Like Jeep, Bronco comes as a two-door and four-door model. Both are capable, but the shorter wheelbase two-door will be the better of the two off-pavement. On my first 3-hour test drive, I had only the four-door model to test, so I’m guessing the two-door will be better, because the four-door truck was a beast in the mud.

It’s always fun to review a brand-new to-the-market vehicle and Bronco two- and four-door SUVs were designed and engineered from a clean slate. But you can’t help but notice the similarities to the Jeep where open-air driving is concerned.

Bronco will give you an open-air afternoon in just a matter of minutes. Available modular roof panels can be removed by one person using simple latches. Rear quarter windows can be removed simply by releasing a latch for each window. Two people can remove the rear hardtop after removing a few fasteners. You can even remove the four fender flares in just a few minutes each.
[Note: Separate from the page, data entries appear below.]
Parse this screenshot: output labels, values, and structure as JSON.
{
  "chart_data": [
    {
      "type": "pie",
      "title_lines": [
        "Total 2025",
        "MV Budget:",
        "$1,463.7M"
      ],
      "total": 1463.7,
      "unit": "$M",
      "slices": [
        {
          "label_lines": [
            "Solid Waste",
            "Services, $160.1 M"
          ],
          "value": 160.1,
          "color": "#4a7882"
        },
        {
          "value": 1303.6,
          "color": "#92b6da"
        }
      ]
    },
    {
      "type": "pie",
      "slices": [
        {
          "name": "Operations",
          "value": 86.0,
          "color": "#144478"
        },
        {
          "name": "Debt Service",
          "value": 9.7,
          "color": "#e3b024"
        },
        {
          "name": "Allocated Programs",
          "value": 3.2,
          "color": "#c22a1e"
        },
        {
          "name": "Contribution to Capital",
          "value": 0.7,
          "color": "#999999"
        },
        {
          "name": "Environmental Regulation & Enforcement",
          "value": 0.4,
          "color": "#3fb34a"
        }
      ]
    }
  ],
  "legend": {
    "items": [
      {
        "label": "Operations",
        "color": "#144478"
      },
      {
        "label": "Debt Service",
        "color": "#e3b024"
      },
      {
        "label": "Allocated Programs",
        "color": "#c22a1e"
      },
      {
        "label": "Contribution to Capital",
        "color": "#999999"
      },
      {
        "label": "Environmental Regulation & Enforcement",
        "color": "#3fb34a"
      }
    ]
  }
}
The look of the new Bronco relies heavily on its 1960’s history and you will never forget it’s a Bronco, as the logos are stamped on the body and interior fasteners. Also on the frameless doors, fenders, bumpers, grille and grab handles. The frameless EZ Air doors can also be removed by taking off two bolts and disconnecting an electrical connector. Each door takes between two and four minutes to remove. As for accessories, threaded Bronco logo mounting points from the factory fit accessories like LED pod lights to sideview mirrors and roof racks to the top sport bar. Available modular front and rear bumpers also come with threaded taps to mount winches, safari bars and LED lights.

This Bronco carries a variety of packages, each offering increased off-road options. So, while aimed at Jeep, I suspect that this new competition will increase sales for both companies. It’s unlikely that one would dominate.